After much troubleshooting, I nailed down the culprits (yes plural). I'll post the results in case someone else has the same problem later. First, thanks for the suggestion E76. It led me to dig deeper into the electronics to uncover one of the culprits. Also, huge cudos to the folks at NuArc who were extremely helpful and didn't charge me a dime for the advice and a scanned PDF of the manual! Now that is real customer service.
Problem 1 - thanks to the folks at NuArc, they let me know that yes, the fuses really do have to be slo-blo or time delay fuses. I was using good old off-the-shelf RadioSh fuses (yes 250v, 20A but they were not slow blow). Found an online retailer of slo-blo fuses with the right specs and switched them out. After testing with the new fuse, it still blew (bummer).

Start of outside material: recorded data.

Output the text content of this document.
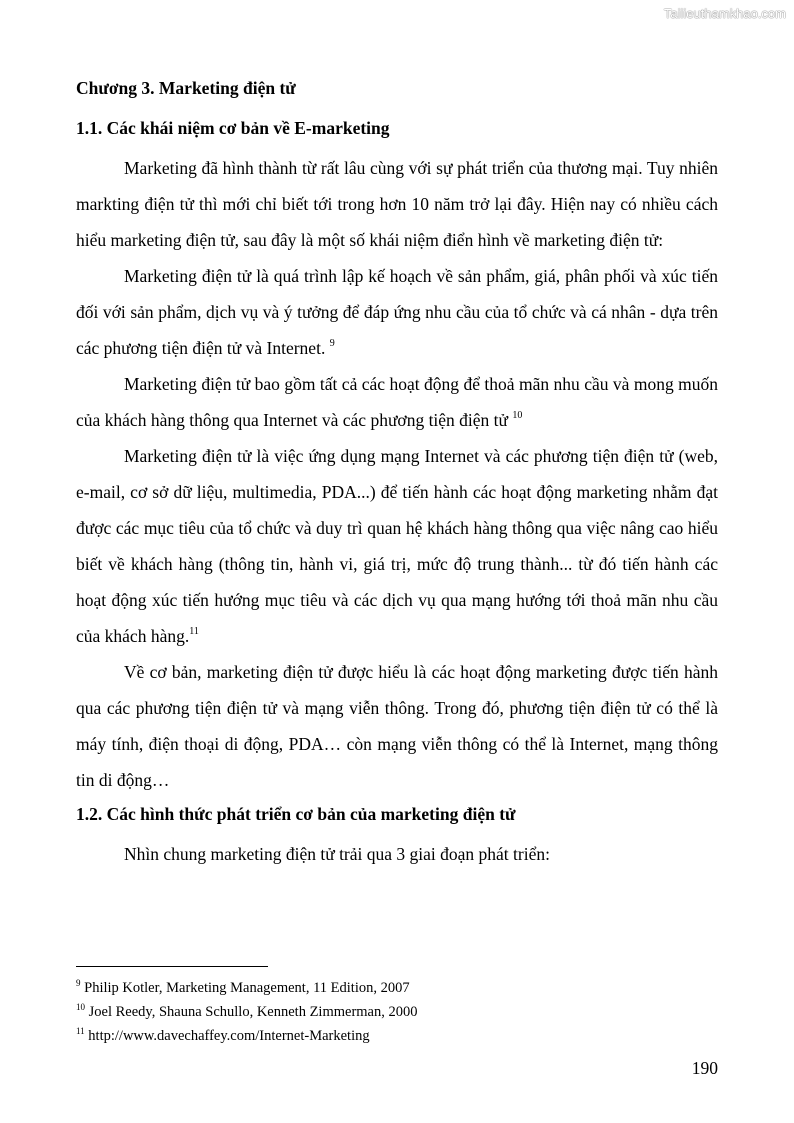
Tailieuthamkhao.com
Chương 3. Marketing điện tử
1.1. Các khái niệm cơ bản về E-marketing

Marketing đã hình thành từ rất lâu cùng với sự phát triển của thương mại. Tuy nhiên markting điện tử thì mới chỉ biết tới trong hơn 10 năm trở lại đây. Hiện nay có nhiều cách hiểu marketing điện tử, sau đây là một số khái niệm điển hình về marketing điện tử:

Marketing điện tử là quá trình lập kế hoạch về sản phẩm, giá, phân phối và xúc tiến đối với sản phẩm, dịch vụ và ý tưởng để đáp ứng nhu cầu của tổ chức và cá nhân - dựa trên các phương tiện điện tử và Internet. $^9$

Marketing điện tử bao gồm tất cả các hoạt động để thoả mãn nhu cầu và mong muốn của khách hàng thông qua Internet và các phương tiện điện tử $^{10}$

Marketing điện tử là việc ứng dụng mạng Internet và các phương tiện điện tử (web, e-mail, cơ sở dữ liệu, multimedia, PDA...) để tiến hành các hoạt động marketing nhằm đạt được các mục tiêu của tổ chức và duy trì quan hệ khách hàng thông qua việc nâng cao hiểu biết về khách hàng (thông tin, hành vi, giá trị, mức độ trung thành... từ đó tiến hành các hoạt động xúc tiến hướng mục tiêu và các dịch vụ qua mạng hướng tới thoả mãn nhu cầu của khách hàng.$^{11}$

Về cơ bản, marketing điện tử được hiểu là các hoạt động marketing được tiến hành qua các phương tiện điện tử và mạng viễn thông. Trong đó, phương tiện điện tử có thể là máy tính, điện thoại di động, PDA… còn mạng viễn thông có thể là Internet, mạng thông tin di động…

1.2. Các hình thức phát triển cơ bản của marketing điện tử

Nhìn chung marketing điện tử trải qua 3 giai đoạn phát triển:

$^9$ Philip Kotler, Marketing Management, 11 Edition, 2007
$^{10}$ Joel Reedy, Shauna Schullo, Kenneth Zimmerman, 2000
$^{11}$ http://www.davechaffey.com/Internet-Marketing
190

Problem 2 - Pay attention to the location of the wires on the transformer block! If you are running this on household 125, you must change the wiring from the factory pre-set 110v to the 120v setting.
Once I changed the jumper/wiring to 120 and put in a new slo-blo, voila! there was beautiful UV light. I did test the wiring on the 120v setting with the normal (quick RadioSh) fuse and it did blow the fuse. So, both steps were necessary. It seems that when it is warming up it pulls slightly more than 20A for a bit (thus the need for slo-blo) and if it is wired in 110v instead of 120, it pulls more current as well.
Hopefully this helps someone in the future! Now off to make some cyanotypes and van dyke prints!!!